Sushi rice, on the other hand is seasoned with vinegar, sugar and salt.
FILLINGS IN ONIGIRI
Onigiri can be filled with pretty much anything you like. Traditional fillings include:
- pickled ume
- salted salmon
- or kombu
You can vary the fillings or make it plain.
For my version, I wanted to make Spicy Tuna.
HOW TO MAKE SPICY TUNA ONIGIRI
For the filling, you’ll need these ingredients:
- canned tuna
- sriracha (or hot sauce)
- red pepper flakes
- green onions
You’ll also need these ingredients to assemble the onigiri:
- cooked short-grained rice
- sesame seeds/furikake
- nori seaweed
- avocado (optional), but I love the creaminess it adds
I used canned tuna since I knew I would be feeding it to the kids, but you can use sushi-grade tuna or any other type of fish.
I also like my spicy tuna on the *spicy* side, so I’ve added red pepper flakes and green onions for a little more punch.
Furikake is a dry Japanese seasoning that contains seaweed, sesame seeds, bonito flakes, salt and sugar.
FUN SHAPE FOR THE KIDS (AND ME!)
Now you’re probably wondering why is a girl who doesn’t eat much rice talking about onigiri?
Essentially, I made it for the kids to see if they would eat a rice ball in the shape of a triangle.
My kids were intrigued by the shape and enjoyed the rice. Plus, I discovered that I love making (and eating) these, much to the amusement of my husband!
ONIGIRI TRAVELS WELL
The great thing about these spicy tuna onigiri is that you can make them ahead of time and stick them in the fridge.
Not only it is super portable, but it makes for an easy and healthy meal. Pack a couple to go and you’ve made lunch.
I love the textural contrasts in this simple humble parcel. The warm, sticky unseasoned rice, with the slightly creamy yet flaky spicy tuna, accentuated with the crunch of exterior coating of sesame seeds. One bite and you’ll see why this is a staple in Japanese cuisine.
Maybe there is hope for this rice-avoider afterall.
Let me know if you try out this tuna onigiri recipe. Tag me on Instagram @siftandsimmer or leave me a comment below.
Spicy Tuna Onigiri
- onigiri mold (optional)
- 3 C hot/warm cooked short-grained rice
- 1 can tuna drained
- 2 Tbsp sriracha or hot sauce
- 1 Tbsp mayonnaise
- salt and pepper to taste
- 3 Tbsp green onion finely chopped
- 1 tsp lemon juice
- 2 Tbsp chili pepper flakes optional
- 1 avocado sliced
- 12 x 1 " nori seaweed strips
- furikake Japanese seasoning
- sesame seeds
- Combine tuna, hot sauce, mayonnaise, salt and pepper, green onion, lemon juice and pepper flakes into a bowl and mix thoroughly.
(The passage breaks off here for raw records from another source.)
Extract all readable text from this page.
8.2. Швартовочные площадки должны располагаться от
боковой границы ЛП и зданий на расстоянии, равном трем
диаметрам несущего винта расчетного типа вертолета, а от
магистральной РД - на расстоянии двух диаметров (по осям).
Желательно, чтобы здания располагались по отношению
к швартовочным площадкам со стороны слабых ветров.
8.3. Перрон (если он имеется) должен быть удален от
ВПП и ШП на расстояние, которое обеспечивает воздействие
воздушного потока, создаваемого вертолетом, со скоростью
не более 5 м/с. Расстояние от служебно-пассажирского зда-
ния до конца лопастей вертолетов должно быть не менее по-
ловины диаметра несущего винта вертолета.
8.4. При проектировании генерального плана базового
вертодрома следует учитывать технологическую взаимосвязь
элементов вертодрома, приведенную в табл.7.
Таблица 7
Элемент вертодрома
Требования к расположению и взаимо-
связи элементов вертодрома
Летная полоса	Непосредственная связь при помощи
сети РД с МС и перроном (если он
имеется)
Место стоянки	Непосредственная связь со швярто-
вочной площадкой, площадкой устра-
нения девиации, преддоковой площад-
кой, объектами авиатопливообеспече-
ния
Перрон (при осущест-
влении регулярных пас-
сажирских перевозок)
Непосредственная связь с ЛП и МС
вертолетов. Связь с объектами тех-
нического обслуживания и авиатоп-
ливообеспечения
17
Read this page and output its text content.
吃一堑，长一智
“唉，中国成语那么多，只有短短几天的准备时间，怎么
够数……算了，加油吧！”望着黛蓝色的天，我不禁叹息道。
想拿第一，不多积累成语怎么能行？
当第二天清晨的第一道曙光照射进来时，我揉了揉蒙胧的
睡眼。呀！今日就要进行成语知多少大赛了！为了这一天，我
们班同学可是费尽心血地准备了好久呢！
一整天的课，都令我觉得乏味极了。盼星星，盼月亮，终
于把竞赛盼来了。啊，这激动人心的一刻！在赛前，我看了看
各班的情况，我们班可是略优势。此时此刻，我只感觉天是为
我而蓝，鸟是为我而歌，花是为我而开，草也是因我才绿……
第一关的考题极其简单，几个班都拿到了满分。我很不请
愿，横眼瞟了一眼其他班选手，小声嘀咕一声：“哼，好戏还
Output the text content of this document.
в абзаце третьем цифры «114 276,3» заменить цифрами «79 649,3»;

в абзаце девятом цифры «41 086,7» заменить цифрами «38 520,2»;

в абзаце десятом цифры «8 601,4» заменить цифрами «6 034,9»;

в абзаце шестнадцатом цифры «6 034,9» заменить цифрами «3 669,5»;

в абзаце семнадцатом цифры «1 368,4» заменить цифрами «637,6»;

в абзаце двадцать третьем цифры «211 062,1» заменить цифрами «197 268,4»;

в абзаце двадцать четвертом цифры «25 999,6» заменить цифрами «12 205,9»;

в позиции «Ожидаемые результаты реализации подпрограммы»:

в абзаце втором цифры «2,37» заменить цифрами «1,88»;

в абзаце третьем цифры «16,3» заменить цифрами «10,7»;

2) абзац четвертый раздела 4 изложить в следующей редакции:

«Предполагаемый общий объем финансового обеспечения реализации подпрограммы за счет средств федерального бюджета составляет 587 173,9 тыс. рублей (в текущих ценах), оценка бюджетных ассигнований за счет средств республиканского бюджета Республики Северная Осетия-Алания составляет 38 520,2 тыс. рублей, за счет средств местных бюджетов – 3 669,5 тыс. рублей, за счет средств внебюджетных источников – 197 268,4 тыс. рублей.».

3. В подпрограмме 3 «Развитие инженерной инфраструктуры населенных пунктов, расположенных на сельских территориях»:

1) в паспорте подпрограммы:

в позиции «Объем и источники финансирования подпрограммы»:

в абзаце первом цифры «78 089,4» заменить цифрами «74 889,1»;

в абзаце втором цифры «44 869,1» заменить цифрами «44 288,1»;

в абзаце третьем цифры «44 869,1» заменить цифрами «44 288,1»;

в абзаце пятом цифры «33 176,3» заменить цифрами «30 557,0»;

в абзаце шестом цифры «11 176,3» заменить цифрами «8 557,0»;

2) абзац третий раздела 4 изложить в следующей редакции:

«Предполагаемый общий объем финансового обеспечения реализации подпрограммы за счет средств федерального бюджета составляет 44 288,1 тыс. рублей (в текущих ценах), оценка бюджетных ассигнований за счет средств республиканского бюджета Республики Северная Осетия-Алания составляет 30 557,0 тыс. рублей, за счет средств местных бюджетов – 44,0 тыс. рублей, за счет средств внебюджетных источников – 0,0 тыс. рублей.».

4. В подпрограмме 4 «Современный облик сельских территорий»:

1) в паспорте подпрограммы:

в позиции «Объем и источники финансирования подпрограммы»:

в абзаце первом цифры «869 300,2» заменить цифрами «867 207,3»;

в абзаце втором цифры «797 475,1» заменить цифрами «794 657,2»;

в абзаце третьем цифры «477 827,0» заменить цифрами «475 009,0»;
Adjust seasonings to taste.
- Place into the refrigerator until ready to use, at least 1 hour. (The longer it sits, the more flavourful the tuna will be).
- When ready to assemble, using an onigiri mold, add about 1 heaping Tbsp of warm rice to the mold, press down lightly with a spoon.
- Add 1 Tbsp of spicy tuna filling over top of the rice.
- Finish by adding another 1 Tbsp of rice on top of the filling to encase it. Press the mold firmly to retain the shape of the rice ball.
- Open the mold and remove the onigiri.
- Dip the exterior of the onigiri into some sesame seeds and furikake if you wish, and wrap it with a piece of nori.
Be sure to use hot/warm rice as cooled rice will not stick together well.